Ela era atriz contratada de estúdio típica durante a época de ouro de Hollywood. Alta (1.70m), bonita, muito talentosa e admirada pelos fãs e colegas de trabalho, parecia destinada a se tornar uma grande estrela. Os admiradores brasileiros – que eram muitos – prognosticavam seu sucesso na tela e suas fotos – sempre elegantemente vestida – eram impressas constantemente na maioria das nossas revistas, notadamente em reportagens tipo “estrelas na intimidade” ou como modelo em anúncios de propaganda.

Lynn Bari

Para conhecer melhor o percurso de sua ascensão profissional, consultei o excelente livro de Jeff Gordon, “Foxy Lady -The Autorized Biography of Lynn Bari” (BearManor, 2010), valorizado pelos extensos depoimentos da própria biografada, entrevistas com dezenas de seus amigos, membros da família e associados profissionais, além de muitas fotos.

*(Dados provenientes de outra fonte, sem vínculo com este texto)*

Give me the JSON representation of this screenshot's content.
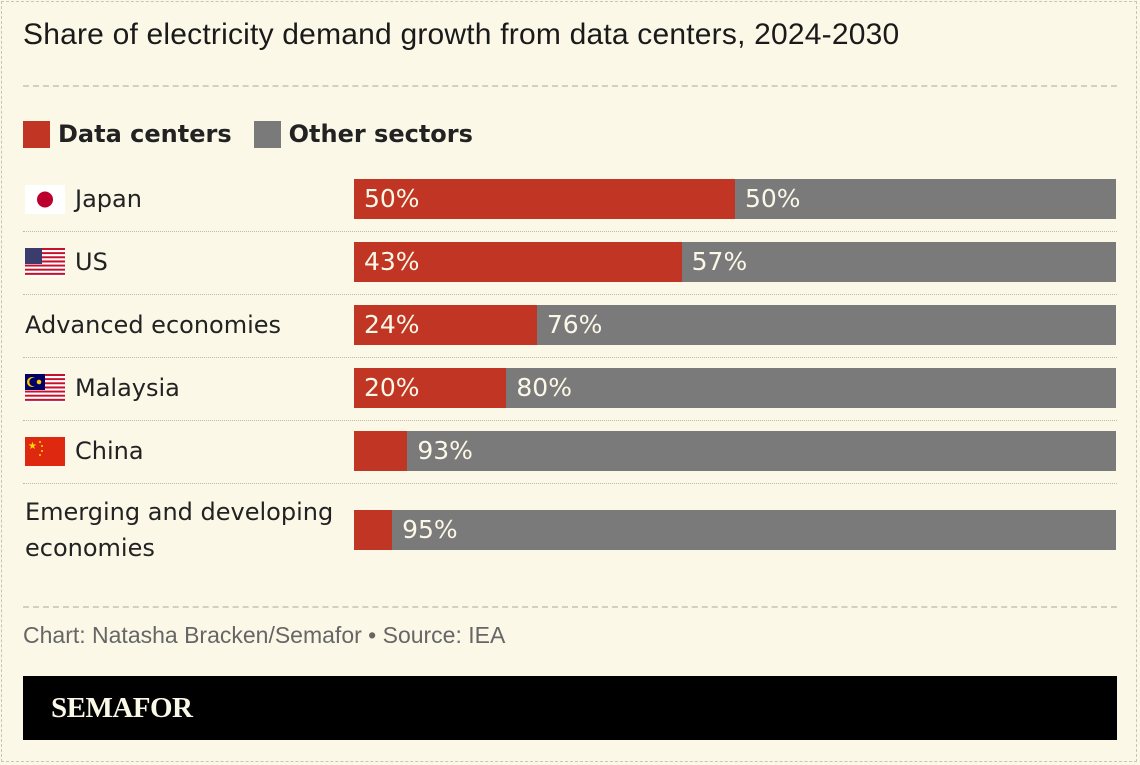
{
  "chart_data": {
    "type": "bar",
    "orientation": "horizontal",
    "stacked": true,
    "title": "Share of electricity demand growth from data centers, 2024-2030",
    "categories": [
      "Japan",
      "US",
      "Advanced economies",
      "Malaysia",
      "China",
      "Emerging and developing economies"
    ],
    "flags": [
      "japan-flag",
      "us-flag",
      "",
      "malaysia-flag",
      "china-flag",
      ""
    ],
    "series": [
      {
        "name": "Data centers",
        "color": "#c03523",
        "values": [
          50,
          43,
          24,
          20,
          7,
          5
        ],
        "labels": [
          "50%",
          "43%",
          "24%",
          "20%",
          "",
          ""
        ]
      },
      {
        "name": "Other sectors",
        "color": "#7a7a7a",
        "values": [
          50,
          57,
          76,
          80,
          93,
          95
        ],
        "labels": [
          "50%",
          "57%",
          "76%",
          "80%",
          "93%",
          "95%"
        ]
      }
    ],
    "xlim": [
      0,
      100
    ],
    "legend": "top-left",
    "grid": false
  },
  "footer": {
    "source": "Chart: Natasha Bracken/Semafor • Source: IEA",
    "brand": "SEMAFOR"
  }
}
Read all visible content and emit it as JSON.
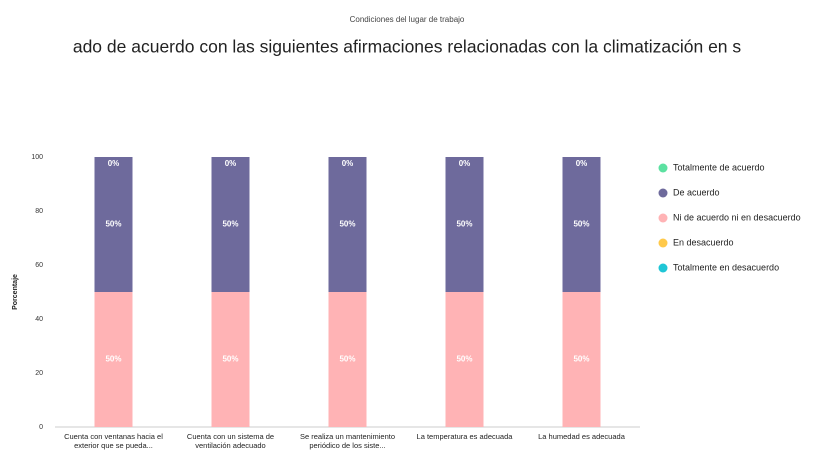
{
  "chart_data": {
    "type": "stacked_bar",
    "subtitle": "Condiciones del lugar de trabajo",
    "title": "ado de acuerdo con las siguientes afirmaciones relacionadas con la climatización en s",
    "ylabel": "Porcentaje",
    "categories": [
      "Cuenta con ventanas hacia el exterior que se pueda...",
      "Cuenta con un sistema de ventilación adecuado",
      "Se realiza un mantenimiento periódico de los siste...",
      "La temperatura es adecuada",
      "La humedad es adecuada"
    ],
    "series": [
      {
        "name": "Totalmente de acuerdo",
        "color": "#5ce1a1",
        "values": [
          0,
          0,
          0,
          0,
          0
        ],
        "value_labels": [
          "0%",
          "0%",
          "0%",
          "0%",
          "0%"
        ]
      },
      {
        "name": "De acuerdo",
        "color": "#6e6a9c",
        "values": [
          50,
          50,
          50,
          50,
          50
        ],
        "value_labels": [
          "50%",
          "50%",
          "50%",
          "50%",
          "50%"
        ]
      },
      {
        "name": "Ni de acuerdo ni en desacuerdo",
        "color": "#ffb3b5",
        "values": [
          50,
          50,
          50,
          50,
          50
        ],
        "value_labels": [
          "50%",
          "50%",
          "50%",
          "50%",
          "50%"
        ]
      },
      {
        "name": "En desacuerdo",
        "color": "#ffc94a",
        "values": [
          0,
          0,
          0,
          0,
          0
        ]
      },
      {
        "name": "Totalmente en desacuerdo",
        "color": "#1fc6d6",
        "values": [
          0,
          0,
          0,
          0,
          0
        ]
      }
    ],
    "ylim": [
      0,
      100
    ],
    "yticks": [
      0,
      20,
      40,
      60,
      80,
      100
    ],
    "grid": false,
    "legend": "right"
  }
}
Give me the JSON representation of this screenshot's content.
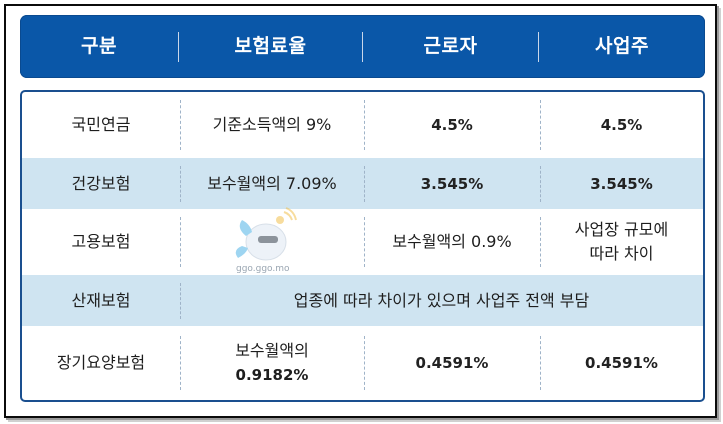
{
  "header": {
    "col1": "구분",
    "col2": "보험료율",
    "col3": "근로자",
    "col4": "사업주"
  },
  "rows": [
    {
      "name": "국민연금",
      "rate": "기준소득액의 9%",
      "worker": "4.5%",
      "employer": "4.5%"
    },
    {
      "name": "건강보험",
      "rate": "보수월액의 7.09%",
      "worker": "3.545%",
      "employer": "3.545%"
    },
    {
      "name": "고용보험",
      "rate": "",
      "worker": "보수월액의 0.9%",
      "employer_line1": "사업장 규모에",
      "employer_line2": "따라 차이"
    },
    {
      "name": "산재보험",
      "merged": "업종에 따라 차이가 있으며 사업주 전액 부담"
    },
    {
      "name": "장기요양보험",
      "rate_line1": "보수월액의",
      "rate_line2": "0.9182%",
      "worker": "0.4591%",
      "employer": "0.4591%"
    }
  ],
  "watermark": {
    "text": "ggo.ggo.mo",
    "icon": "mascot-icon"
  },
  "colors": {
    "header_bg": "#0a57a8",
    "row_shade": "#cfe4f1",
    "border": "#1a4f8f"
  }
}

Lynn Bary (1919 – 1989), cujo verdadeiro nome era Marjorie Shuyler Fisher (mas seria sempre chamada de Peggy), nasceu em Roanoke, Virginia, filha de Marjorie e John Fisher. Seu irmão, John, era cinco anos mais velho. Os Fishers viveram em Roanoke até 1922, quando se mudaram para Mill Mountain e se instalaram no bairro de classe média de Walnut Hill. Em 1925 a família se transferiu para Lynchburg, onde John montou uma concessionária de automóveis. Marjorie tornou-se alcoólatra e passou a hostilizar o marido, que entrou em depressão e se suicidou, pulando da janela de um hotel. Em 1927 Marjorie foi morar com os filhos na casa de sua irmã Ellen em Melrose; dois anos depois, foi com Peggy para Boston, deixando John com a tia. Marjorie não se deu bem nos empregos que teve como recepcionista em dois escritórios e se tornou membro do Institute of Religious Sciences, onde conheceu e acabou se casando com um de seus líderes locais, o Reverendo Robert L. Bitzer. No início de 1930 o reverendo foi designado para incrementar a Christian Science em Los Angeles e inaugurar uma igreja em Hollywood, onde este movimento religioso estava prosperando.

Lynn Bari

Assim que chegou em Los Angeles, Peggy quis entrar para o cinema. Aos treze anos de idade, era uma bela adolescente e, quando viu o anúncio na página de classificados de um jornal “Procura-se moças para um musical da MGM. Tragam maiô”, com a aprovação entusiástica da mãe, levando o maiô e de sapatos de salto alto, chegou no estúdio, onde três mil mulheres também se apresentaram. No palco bem iluminado onde elas desfilaram estava Sammy Lee, diretor de danças da Fox, na ocasião trabalhando para a MGM por empréstimo. Ele estava á procura de showgirls / modelos (muitas vezes chamadas de coristas, mas que não se confundem elas, porque não eram dançarinas – apenas desfilavam com vestidos bonitos e, de vez em quando, fingiam cantar a letra de uma música pré-gravada).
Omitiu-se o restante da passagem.